Louk is the only one of the three already known to be dead. She became an unwitting symbol of Hamas sadism when the Associated Press published a picture of her in the back of a pickup truck full of terrorists—resting their legs on her lifeless, half-naked body—celebrating their “spoils.”

The University of Missouri’s Donald W. Reynolds Journalism Institute subsequently granted its “Photo of the Year” award to Ali Mahmud, who provided the image to AP.

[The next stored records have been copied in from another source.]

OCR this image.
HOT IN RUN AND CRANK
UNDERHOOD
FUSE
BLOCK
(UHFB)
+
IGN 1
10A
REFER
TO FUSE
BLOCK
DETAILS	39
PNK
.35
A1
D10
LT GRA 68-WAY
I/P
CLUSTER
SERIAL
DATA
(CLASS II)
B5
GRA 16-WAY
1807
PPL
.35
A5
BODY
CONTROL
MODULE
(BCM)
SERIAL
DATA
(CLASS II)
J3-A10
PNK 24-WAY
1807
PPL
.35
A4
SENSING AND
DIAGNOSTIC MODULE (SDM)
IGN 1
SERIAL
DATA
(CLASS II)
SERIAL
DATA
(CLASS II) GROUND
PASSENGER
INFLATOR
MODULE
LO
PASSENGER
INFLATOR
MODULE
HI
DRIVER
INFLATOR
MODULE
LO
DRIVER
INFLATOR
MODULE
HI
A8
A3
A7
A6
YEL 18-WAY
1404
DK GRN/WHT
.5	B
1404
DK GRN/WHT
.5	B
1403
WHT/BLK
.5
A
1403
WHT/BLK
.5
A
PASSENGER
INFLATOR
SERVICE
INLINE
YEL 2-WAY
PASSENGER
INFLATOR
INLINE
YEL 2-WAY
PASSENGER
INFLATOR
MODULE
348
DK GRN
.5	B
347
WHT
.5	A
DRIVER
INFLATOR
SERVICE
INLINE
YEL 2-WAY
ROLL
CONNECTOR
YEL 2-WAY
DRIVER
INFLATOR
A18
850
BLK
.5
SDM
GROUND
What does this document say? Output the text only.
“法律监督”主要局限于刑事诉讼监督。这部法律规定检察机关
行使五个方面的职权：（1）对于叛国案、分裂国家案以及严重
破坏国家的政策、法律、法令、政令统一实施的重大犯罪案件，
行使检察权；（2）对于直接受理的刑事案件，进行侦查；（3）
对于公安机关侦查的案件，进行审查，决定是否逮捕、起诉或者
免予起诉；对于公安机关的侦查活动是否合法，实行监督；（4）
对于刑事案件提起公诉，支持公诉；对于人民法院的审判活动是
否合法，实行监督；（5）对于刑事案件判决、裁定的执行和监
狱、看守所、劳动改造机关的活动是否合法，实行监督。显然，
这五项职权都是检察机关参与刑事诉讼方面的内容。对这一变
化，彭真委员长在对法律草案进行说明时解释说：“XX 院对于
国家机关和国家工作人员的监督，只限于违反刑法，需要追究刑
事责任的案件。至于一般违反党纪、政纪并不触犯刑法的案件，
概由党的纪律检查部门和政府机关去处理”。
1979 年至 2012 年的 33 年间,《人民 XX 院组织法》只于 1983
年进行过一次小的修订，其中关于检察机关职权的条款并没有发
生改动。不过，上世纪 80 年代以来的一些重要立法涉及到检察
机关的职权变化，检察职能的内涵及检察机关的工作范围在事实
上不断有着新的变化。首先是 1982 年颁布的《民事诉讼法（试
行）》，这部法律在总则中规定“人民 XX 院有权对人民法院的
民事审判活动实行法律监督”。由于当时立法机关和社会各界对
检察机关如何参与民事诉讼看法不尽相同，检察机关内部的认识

The country is reeling from the revelation. Yet it is followed by a related tragedy: 20-year-old Sgt. Ben Avishay from Nahariya has fallen in northern Gaza, bringing today’s total of soldiers killed since Oct. 7 to 628.

No word from my son.

Dozens more missiles in the north, along with the personal stories of Gelernter, Louk and Buskila. At least they will now have a proper burial at home in Israel. It’s of small comfort to the families of the remaining 129 captives, most of whom have no idea whether their loved ones are even alive.

Friday night. Variety and comedy shows proceed on TV as scheduled. Commercials for chocolate bars and streaming services reverberate, as though from another universe—the one in which music continues to emanate from pubs an hour-and-a-half’s drive, in either direction, from enemies bent on our annihilation.